Старик замолк и, как показалось Гере, заскучал. Жадно хлебнул пива и с опозданием ответил:
– Касается это всех нас или не касается, но все мы, так сложилось, вместе: ты, Танечка, я… Это, конечно, ненадолго, и тебе просто нужно потерпеть.
– Зачем?
– Потерпишь – будешь счастлив.
Гера впервые посмотрел старику прямо в желтые очки. Старик впервые отвел взгляд. Затем вновь снял и принялся протирать очки салфеткой.

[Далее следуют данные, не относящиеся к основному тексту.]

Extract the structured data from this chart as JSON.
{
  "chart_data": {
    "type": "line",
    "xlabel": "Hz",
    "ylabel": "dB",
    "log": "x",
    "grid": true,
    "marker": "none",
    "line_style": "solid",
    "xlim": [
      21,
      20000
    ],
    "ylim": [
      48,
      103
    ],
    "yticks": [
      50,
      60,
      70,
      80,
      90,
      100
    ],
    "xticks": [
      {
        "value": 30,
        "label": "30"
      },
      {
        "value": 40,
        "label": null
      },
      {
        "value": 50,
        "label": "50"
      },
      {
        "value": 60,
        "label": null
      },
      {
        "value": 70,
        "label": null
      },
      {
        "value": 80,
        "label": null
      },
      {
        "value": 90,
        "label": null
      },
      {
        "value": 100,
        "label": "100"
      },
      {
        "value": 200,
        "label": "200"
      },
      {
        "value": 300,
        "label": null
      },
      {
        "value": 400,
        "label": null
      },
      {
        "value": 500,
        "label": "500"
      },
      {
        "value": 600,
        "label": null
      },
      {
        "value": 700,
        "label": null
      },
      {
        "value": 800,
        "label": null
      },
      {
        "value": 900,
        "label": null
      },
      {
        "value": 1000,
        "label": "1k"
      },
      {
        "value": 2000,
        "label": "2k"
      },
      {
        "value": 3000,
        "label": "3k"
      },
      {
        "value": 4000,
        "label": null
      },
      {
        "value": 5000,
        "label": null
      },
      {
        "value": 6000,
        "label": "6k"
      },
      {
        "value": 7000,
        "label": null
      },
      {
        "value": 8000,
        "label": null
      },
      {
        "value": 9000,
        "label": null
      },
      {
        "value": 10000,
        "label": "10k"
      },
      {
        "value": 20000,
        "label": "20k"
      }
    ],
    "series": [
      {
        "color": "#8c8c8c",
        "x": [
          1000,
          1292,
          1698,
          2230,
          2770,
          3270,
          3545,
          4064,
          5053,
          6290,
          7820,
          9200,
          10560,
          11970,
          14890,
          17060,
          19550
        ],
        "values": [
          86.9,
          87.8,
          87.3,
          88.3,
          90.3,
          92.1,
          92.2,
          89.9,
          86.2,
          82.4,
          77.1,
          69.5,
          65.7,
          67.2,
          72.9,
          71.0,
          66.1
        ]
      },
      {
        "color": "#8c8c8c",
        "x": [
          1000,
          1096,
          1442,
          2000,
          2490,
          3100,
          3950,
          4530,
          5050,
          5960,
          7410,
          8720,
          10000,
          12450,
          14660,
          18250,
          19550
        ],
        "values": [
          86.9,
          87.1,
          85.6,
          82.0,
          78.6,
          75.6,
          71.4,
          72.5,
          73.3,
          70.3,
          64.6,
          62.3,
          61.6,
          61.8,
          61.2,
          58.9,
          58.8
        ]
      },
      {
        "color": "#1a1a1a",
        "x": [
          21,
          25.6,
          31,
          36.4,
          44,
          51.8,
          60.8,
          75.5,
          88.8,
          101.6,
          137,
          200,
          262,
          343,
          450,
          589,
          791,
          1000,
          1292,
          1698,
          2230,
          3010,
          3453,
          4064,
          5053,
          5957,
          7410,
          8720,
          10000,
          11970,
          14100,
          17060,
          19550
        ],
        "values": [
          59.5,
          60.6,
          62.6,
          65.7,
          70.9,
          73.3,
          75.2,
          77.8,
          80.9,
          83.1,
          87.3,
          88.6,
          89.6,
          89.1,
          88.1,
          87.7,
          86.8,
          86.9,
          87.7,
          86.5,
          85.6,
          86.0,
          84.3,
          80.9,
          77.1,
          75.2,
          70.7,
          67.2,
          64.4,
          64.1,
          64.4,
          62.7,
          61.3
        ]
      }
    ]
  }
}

– Откуда вы такой взялись? – с тоскою спросил Гера и тут же укорил себя: не надо спрашивать; поздно уже спрашивать.
А старика вопрос приободрил:
– Я из другой страны, – ответил он, решительно надевая очки, – и я был лучшее, что было в той стране, как мне казалось. Не я один – нас было много, молодых богов, как нам тогда казалось… Жаль, нет с собою фотографии: я не о той, где я в берете, свитере и «макнамарах» – о той, где я с Милютиным Сережкой, в Цахкадзоре…
Старик умолк, задумавшись. По шевелению его опущенной и влажной нижней губы Гера догадался: старик не то чтобы пьян, но уже расслаблен… «Уснет, и я пойду», – успел подумать Гера, но тут старик встряхнулся и ясным, трезвым голосом продолжил:
– Допустим, я был биохимик. Допустим, я, помимо прочего, пытался полимер один… да, это был бы полимер. Легче крыла бабочки. Крепче титанового сплава. Засунь его в вулкан и вынь – он только потемнеет. Обдай жидким азотом – а он и не потрескается, даже не чихнет. Сверхлегкость и сверхпрочность. Сверхстойкость…
– Сверхпроводимость, – скучая, подсказал Гера.
– Это другое, – недовольно отозвался старик, – ты не перебивай и не говори, о чем не знаешь… И у меня все было. Высокий порыв, надежный паек. – Старик вдруг остро глянул Гере в глаза поверх своих очков. – Ты что подумал: я себя поддел? Ты думаешь, я подпустил самоиронии? Да ни в одном глазу. Всякий, кто в детстве пережил войну и голод, меня поймет: в надежности пайка нет никакой иронии…
– И что ваш полимер? – нетерпеливо перебил Гера.
– А, полимер… – вздохнул старик. – А полимер – никак. Кончилась биохимия, настала история – и кто ее выдумал на нашу голову? Нет, нет, ты не подумай, я был рад, и не жалею, что был рад и подхватил порыв восьмидесятых. Я думал: будет, что и было, но уже без вертухаев, без вранья и без стыда за свою страну… И потерял все, даже страну. Вокруг вранье и вертухаи, один лишь стыд пропал куда-то… И это бы случилось в любом случае. Не понимал я этого тогда, но это ничего, не стыдно. Неведение – не есть неправота. Отсутствие предвидения – дело досадное, но и обычное, оно не есть неправота. По крайней мере, мы тогда повели себя как люди. Как люди, а не как коровы истории, готовые идти покорно на убой лишь потому, что их судьба заранее записана в ее бухгалтерских книгах…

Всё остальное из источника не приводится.